West promotes film about controversial Ground Zero mosque
Rep. Allen West drew media attention when he hosted an event to promote a film critical of a the planned construction of a controversial mosque near the World Trade Center twin towers attacked on 9/11.
By Erika Bolstad
ebolstad@mcclatchydc.com
WASHINGTON -- U.S. Rep. Allen West, R-Fla., no stranger to controversy for his remarks about Muslim-Americans, on Wednesday renewed the debate over the Islamic center near Ground Zero in New York City, just days before the country marks the 10th anniversary of the terrorist attacks.
West, who sponsored the screening of a movie about the opposition to the Islamic center, said he hosted the event because he believes the center’s backers have a moral responsibility to honor the wishes of the families of the victims of the attacks who don’t want it near what will soon be a public memorial to those killed.
"If 10 years, or nine years after Pearl Harbor, if the country of Japan had come to the United States of America and said ‘we want to erect a memorial to Japanese naval seamanship at Pearl Harbor,’ what would we have said?" West said. "Decades from now, centuries from now, we much remember what happened on Sept. 11, 2001."
The film, "SACRIFICED SURVIVORS: The Untold Story of the Ground Zero Mega Mosque," was produced by Martin Mayer of the Christian Action Network, and shown in a conference room in the Rayburn House Office Building across from the Capitol.
The film’s producers bill their movie as a depiction of how "survivors and family members are experiencing yet another type of Islamic jihad."
Survivors, the filmmakers said, "believe they must work to keep people vigilant and fighting against the march of radical Islam," including efforts to build the center two blocks from Ground Zero.
West, whose district includes Broward and Palm Beach counties, was criticized by religious leaders in January for saying that Rep. Keith Ellison, D-Minn., the first Muslim member of Congress, "really does represent the antithesis of the principles upon which this country was established." West said at the time he was referring to Ellison’s support of the Council on American-Islamic Relations, which has asked West to disassociate himself with some people the organization thinks are anti-Muslim.
At Wednesday’s press event, West was flanked by about a half-dozen relatives of people who died in the terrorist attacks.
Alice Hoagland, whose son Mark Bingham was among the 44 passengers on United Flight 93, said the developers should reconsider their plans. The proposed community center and place of worship, is in an old Burlington Coat Factory two blocks from where the World Trade Center stood when two hijacked planes crashed into the twin towers.
"This is not a legal question," Hogland said. "There is no question that anyone in the United States has the right to express his religious beliefs. There is no question that they have the legal right to build within two blocks of the site where 2,977 or so people died at the hands of Islamist terrorists. The question it seems to me is the moral right."
West again likened the attack to Pearl Harbor, and pointed out that 2011 is also the 70th anniversary of the Japanese attack that led the U.S. into World War II.

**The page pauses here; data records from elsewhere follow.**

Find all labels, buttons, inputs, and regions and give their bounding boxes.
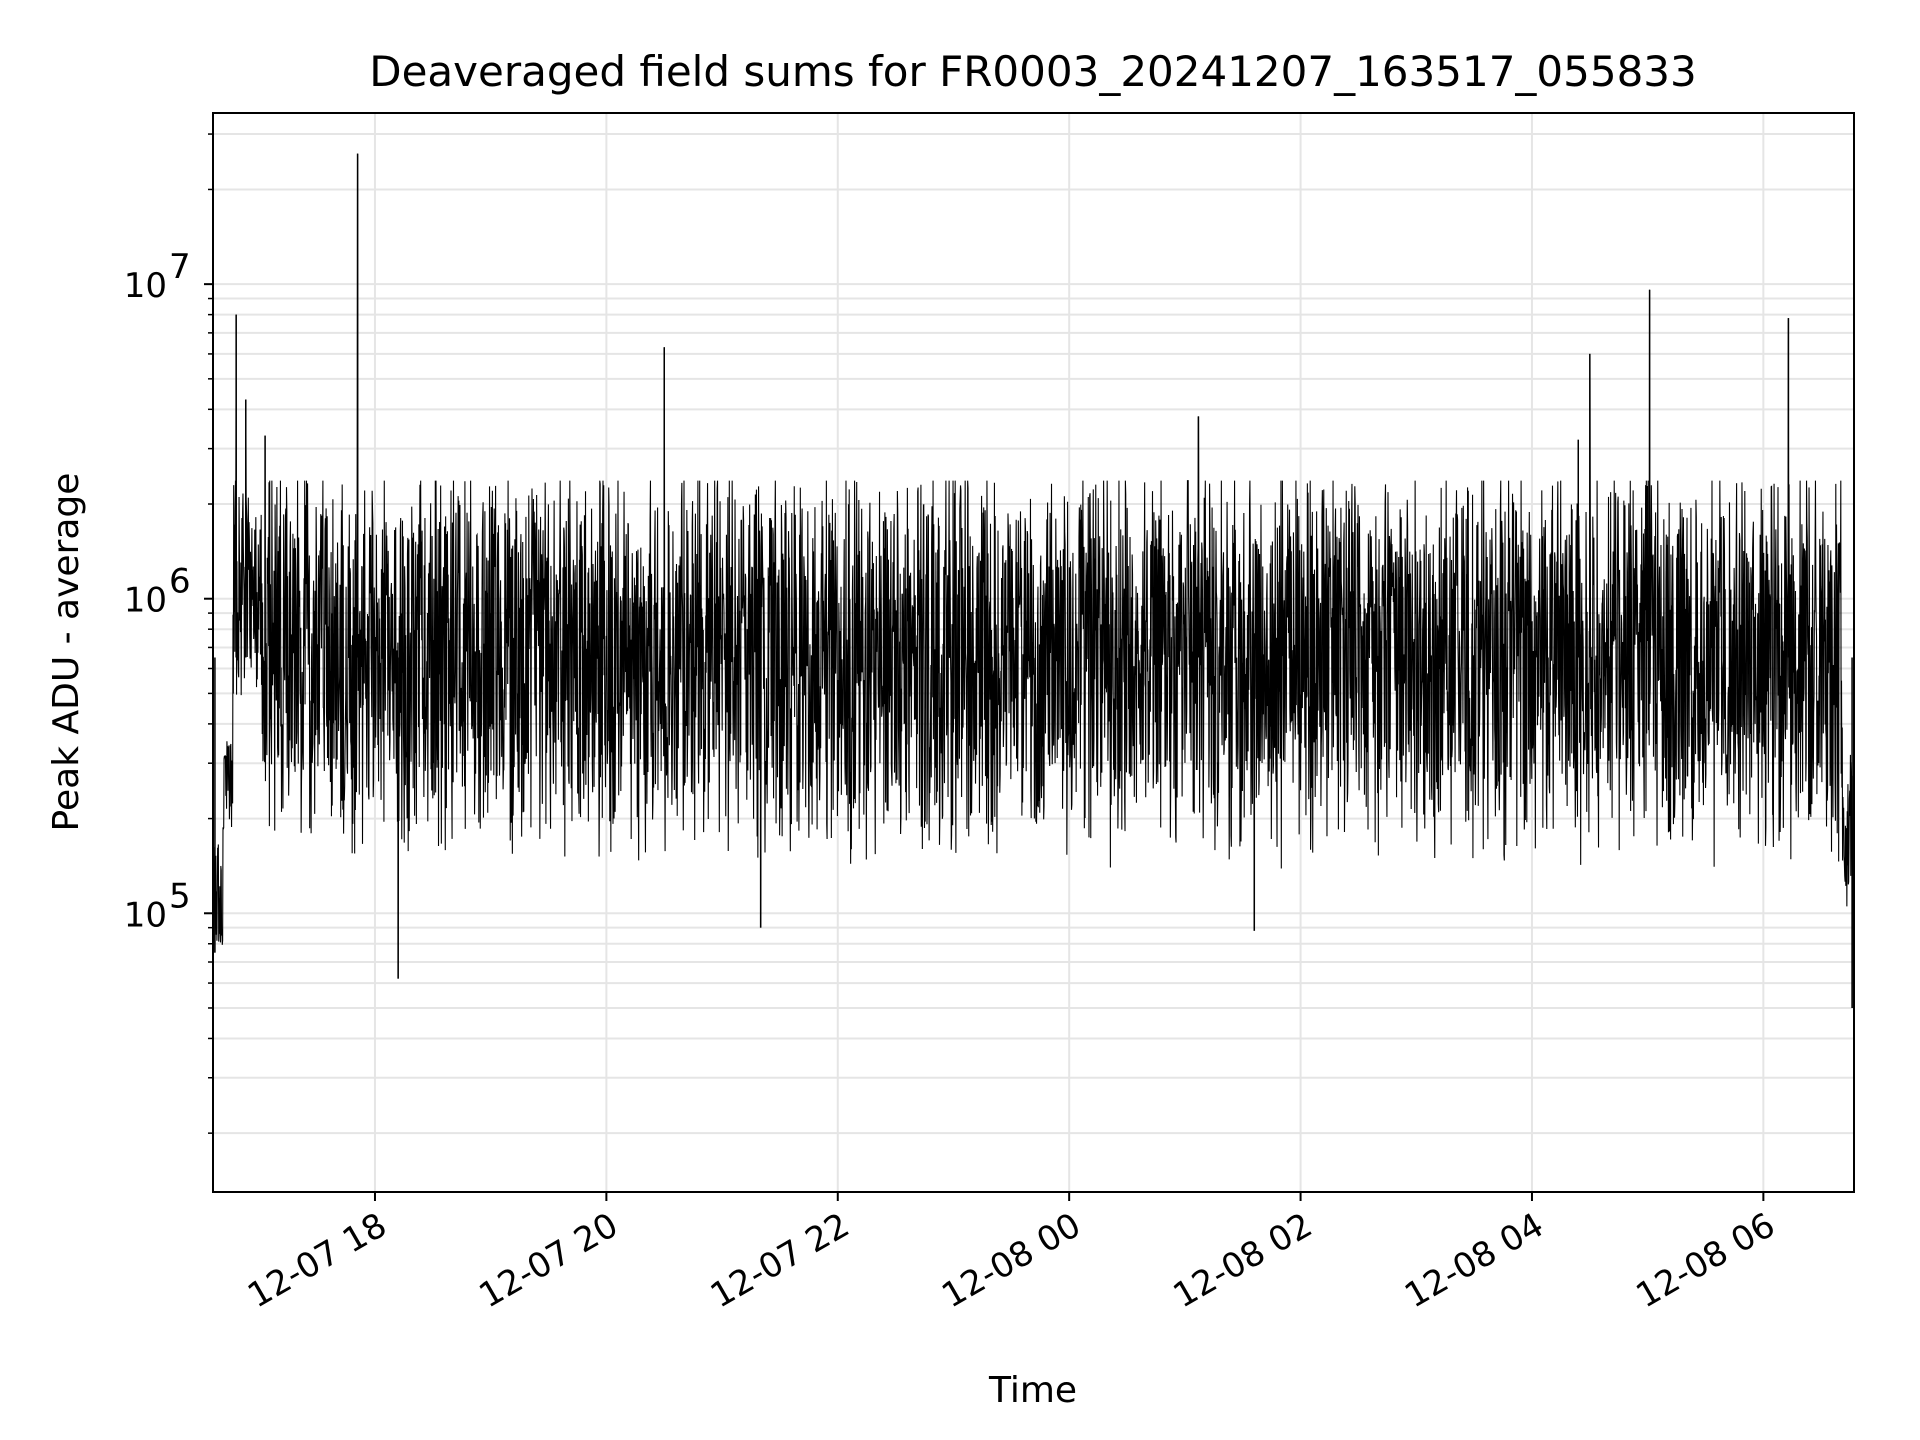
x-axis-label: Time [988,1370,1077,1411]
chart-title: Deaveraged field sums for FR0003_2024120… [369,47,1697,96]
y-tick-label: 10 [124,895,167,935]
y-tick-exponent: 5 [169,876,191,916]
y-axis-label: Peak ADU - average [46,473,87,832]
y-tick-label: 10 [124,581,167,621]
plot-frame [212,112,1855,1193]
y-tick-exponent: 6 [169,562,191,602]
series-line [212,153,1855,1008]
series-layer [212,153,1855,1008]
y-tick-exponent: 7 [169,247,191,287]
y-tick-label: 10 [124,266,167,306]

"We must never let events like Pearl Harbor or 9/11 go away," he said. "We must never forget the things that happened those two days, or the attack upon the United States of America. My fear is that maybe we could end up forgiving what happened on 9/11 because of certain things, this political correctness or this desire to be a multicultural America."
One man, Bruce DeCell, held up a photo of his son-in-law who was killed on 9/11, and said he wanted to tell people that "we are at war with the Islamic culture."
West didn’t disagree with him publically, but said later that he believes there needs to be "a recognition of some concepts, such as Sharia, that are the antithesis of what we believe in here in the United States of America," he said, referring to a system of Islamic law.
"I don’t think it’s a war on a culture," he said, "but I think we need to recognize some of the ideological differences that separate us, and if you want to get to a point of having peaceful coexistence, I think it’s where they need to reform some of these things."
Although billed as a press conference before the film’s screening, most of the people asking West questions were those tied to the movie or participants in a panel the filmmakers and other groups were organizing later in the day.
West didn’t disagree with those asking questions at the event, including one man who suggested that "Islam has a history of building victory monuments on places it has triumphed."
"Throughout the history of Islamic conquest, you do see the same type of parallels," West said, citing his recent trip to Israel and Jerusalem’s Temple Mount, a spot sacred to Muslims, Jews and Christians alike.
The debate over the Islamic center’s future in New York City has largely quieted since its height last summer. The project’s developers told the New York Times in August that they have hired a paid staff and begun raising money. They continue to hold prayers and events in the building, and its developers told the newspaper it could be as long as five years before they begin the sort of project first envisioned.